Memory safety guards against software security risks and malfunctions by assuring data isn't written to or read from unintended areas of memory. Preventing leaks is a separate feature that's important for web services which are long-running processes - memory leaks usually lead to running out of memory and crashes.
But what of the performance cost of memory safety? Golf is a very high level programming language. It's not like other languages, and you can intuitively experience that just by looking at the code. It feels more like speaking in English than moving bits and bytes or calling APIs.

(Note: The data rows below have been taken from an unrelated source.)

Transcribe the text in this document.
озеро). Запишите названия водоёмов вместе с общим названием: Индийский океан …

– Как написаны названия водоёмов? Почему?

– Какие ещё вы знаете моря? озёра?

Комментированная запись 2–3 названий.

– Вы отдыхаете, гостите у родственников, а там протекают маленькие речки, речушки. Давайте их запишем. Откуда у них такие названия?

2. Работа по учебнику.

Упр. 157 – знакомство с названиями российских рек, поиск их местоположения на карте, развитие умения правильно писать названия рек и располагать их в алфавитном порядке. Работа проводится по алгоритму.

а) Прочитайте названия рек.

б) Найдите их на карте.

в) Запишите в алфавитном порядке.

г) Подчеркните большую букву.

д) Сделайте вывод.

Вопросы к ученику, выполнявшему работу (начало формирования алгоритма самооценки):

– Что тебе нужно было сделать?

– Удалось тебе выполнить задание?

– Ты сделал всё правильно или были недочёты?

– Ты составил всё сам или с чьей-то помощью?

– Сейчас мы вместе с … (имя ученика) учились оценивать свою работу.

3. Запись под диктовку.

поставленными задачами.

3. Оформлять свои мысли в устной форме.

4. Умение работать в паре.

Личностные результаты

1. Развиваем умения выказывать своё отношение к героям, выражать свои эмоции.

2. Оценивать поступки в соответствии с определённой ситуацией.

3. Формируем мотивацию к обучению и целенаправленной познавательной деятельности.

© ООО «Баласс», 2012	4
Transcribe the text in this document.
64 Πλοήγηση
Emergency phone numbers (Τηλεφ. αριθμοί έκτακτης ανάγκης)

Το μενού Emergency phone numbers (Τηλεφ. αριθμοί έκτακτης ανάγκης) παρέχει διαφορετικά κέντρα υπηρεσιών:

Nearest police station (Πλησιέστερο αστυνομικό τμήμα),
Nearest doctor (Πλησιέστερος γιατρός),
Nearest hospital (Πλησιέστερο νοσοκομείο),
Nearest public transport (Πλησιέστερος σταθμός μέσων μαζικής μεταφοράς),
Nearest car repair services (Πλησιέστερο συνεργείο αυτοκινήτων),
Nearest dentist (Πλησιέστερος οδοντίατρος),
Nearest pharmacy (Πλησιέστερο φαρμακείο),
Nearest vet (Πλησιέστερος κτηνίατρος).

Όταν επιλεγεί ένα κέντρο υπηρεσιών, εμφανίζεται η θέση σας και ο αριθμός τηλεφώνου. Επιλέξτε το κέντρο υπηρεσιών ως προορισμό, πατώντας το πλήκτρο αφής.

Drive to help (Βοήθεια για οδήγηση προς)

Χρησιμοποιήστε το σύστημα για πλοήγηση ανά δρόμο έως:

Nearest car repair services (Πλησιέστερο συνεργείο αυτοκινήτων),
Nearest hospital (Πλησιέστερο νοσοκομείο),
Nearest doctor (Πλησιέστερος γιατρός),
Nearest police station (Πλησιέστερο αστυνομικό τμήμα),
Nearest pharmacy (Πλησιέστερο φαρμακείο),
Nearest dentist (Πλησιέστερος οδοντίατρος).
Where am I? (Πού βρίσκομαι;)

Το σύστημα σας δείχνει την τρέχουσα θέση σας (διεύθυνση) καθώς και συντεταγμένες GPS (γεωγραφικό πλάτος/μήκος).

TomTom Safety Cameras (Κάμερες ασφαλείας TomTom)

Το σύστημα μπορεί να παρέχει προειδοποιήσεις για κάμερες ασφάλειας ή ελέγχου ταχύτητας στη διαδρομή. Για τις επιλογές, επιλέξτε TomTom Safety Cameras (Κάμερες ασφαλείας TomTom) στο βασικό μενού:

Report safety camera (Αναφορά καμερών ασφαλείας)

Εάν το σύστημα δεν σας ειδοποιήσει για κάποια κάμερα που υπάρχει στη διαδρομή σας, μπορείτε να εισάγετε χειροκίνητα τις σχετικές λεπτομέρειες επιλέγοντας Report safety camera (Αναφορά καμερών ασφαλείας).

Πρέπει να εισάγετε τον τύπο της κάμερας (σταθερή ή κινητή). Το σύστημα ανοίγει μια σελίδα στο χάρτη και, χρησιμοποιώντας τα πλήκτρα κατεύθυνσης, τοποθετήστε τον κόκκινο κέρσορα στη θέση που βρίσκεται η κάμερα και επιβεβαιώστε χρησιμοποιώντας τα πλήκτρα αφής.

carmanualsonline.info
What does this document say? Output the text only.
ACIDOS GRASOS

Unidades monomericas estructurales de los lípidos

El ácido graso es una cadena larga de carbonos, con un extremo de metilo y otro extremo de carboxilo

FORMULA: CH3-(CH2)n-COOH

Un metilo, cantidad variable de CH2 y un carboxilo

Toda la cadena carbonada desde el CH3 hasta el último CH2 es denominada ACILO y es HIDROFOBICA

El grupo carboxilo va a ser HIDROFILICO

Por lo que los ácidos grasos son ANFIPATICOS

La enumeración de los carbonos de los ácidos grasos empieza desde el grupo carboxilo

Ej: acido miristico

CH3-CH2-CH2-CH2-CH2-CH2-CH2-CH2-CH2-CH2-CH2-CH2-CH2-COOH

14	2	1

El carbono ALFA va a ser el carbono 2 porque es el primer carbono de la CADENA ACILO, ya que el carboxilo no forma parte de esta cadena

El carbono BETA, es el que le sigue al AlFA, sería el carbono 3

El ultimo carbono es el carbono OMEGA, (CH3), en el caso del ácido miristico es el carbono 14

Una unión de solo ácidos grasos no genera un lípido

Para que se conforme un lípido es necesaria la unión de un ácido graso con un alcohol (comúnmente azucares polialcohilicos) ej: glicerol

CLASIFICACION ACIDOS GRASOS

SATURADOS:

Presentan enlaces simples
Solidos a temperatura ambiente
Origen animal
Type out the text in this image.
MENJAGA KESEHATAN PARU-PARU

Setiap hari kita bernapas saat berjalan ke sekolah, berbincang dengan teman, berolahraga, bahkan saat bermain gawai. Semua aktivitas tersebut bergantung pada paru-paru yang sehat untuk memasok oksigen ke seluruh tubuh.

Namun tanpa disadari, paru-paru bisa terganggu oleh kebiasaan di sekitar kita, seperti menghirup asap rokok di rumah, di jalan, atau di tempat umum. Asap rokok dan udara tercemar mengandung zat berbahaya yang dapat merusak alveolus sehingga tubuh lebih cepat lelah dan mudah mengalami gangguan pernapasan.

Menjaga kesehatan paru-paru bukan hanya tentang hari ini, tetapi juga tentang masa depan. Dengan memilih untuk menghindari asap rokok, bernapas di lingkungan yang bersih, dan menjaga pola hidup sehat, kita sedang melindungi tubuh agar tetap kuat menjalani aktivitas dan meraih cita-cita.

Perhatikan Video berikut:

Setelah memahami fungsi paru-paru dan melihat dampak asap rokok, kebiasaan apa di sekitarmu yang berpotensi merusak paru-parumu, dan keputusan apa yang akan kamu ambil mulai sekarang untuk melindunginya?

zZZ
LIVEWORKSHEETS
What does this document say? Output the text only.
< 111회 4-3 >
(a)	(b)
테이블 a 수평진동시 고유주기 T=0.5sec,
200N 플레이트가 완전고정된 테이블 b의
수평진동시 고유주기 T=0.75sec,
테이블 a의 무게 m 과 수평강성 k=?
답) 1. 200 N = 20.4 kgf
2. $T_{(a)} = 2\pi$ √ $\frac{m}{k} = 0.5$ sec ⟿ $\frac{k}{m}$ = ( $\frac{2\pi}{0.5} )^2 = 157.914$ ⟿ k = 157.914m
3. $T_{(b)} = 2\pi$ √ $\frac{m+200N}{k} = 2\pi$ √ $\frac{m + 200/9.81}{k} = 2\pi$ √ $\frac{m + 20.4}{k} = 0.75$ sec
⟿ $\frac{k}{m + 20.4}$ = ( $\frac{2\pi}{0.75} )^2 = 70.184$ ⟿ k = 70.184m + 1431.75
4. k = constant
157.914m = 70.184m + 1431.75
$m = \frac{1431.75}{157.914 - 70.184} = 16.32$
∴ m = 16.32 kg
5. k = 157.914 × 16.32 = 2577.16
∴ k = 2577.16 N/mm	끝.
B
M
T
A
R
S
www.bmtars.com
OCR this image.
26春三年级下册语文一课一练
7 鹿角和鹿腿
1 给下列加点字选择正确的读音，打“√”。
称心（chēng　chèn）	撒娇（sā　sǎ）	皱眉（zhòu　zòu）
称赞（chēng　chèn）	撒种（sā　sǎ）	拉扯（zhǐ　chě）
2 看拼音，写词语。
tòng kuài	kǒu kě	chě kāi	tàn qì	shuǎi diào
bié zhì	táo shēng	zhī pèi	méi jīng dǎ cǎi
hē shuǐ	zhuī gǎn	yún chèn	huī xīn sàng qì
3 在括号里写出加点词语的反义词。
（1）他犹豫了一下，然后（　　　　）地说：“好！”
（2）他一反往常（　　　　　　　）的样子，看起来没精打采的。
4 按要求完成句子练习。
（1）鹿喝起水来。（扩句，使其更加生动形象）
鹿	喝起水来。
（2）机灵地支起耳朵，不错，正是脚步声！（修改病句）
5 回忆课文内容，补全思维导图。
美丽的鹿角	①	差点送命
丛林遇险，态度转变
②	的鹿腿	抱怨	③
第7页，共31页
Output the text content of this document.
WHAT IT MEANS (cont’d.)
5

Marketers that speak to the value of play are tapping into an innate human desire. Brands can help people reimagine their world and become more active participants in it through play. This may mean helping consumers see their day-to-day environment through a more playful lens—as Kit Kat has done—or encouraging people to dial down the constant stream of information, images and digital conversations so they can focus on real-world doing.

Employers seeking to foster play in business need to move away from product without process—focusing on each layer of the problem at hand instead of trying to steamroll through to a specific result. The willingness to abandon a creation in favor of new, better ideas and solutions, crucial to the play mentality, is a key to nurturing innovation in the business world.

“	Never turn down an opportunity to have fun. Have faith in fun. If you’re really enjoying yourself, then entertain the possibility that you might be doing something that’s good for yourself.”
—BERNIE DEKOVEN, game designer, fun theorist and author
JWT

So when you build your web services, you won't write a lot of code, rather you'd express what you want done in a declarative language. This code is designed to be memory safe, but because it's C, it avoids the penalty of being implemented in a general-purpose memory-safe language, where everything that's done, from bottom up and top down, would be subject to memory-safety checks.
As a result, the cost incurred on memory safety is mostly in checking input data of such statements and not in the actual implementation which is where most of the performance penalty would be. In addition, the output of Golf statements is generally new immutable memory, hence it needs no checking. This means memory safety checks are truly minimal, and likely close to a theoretical minimum.
Golf also has a light implementation of memory safety. One example is that any memory used in a request is by default released at the end of it, and not every time the memory's out of scope, which saves a lot of run-time checks.
In summary, the choices made when designing and implementing a memory safe programming language profoundly affect the resulting performance.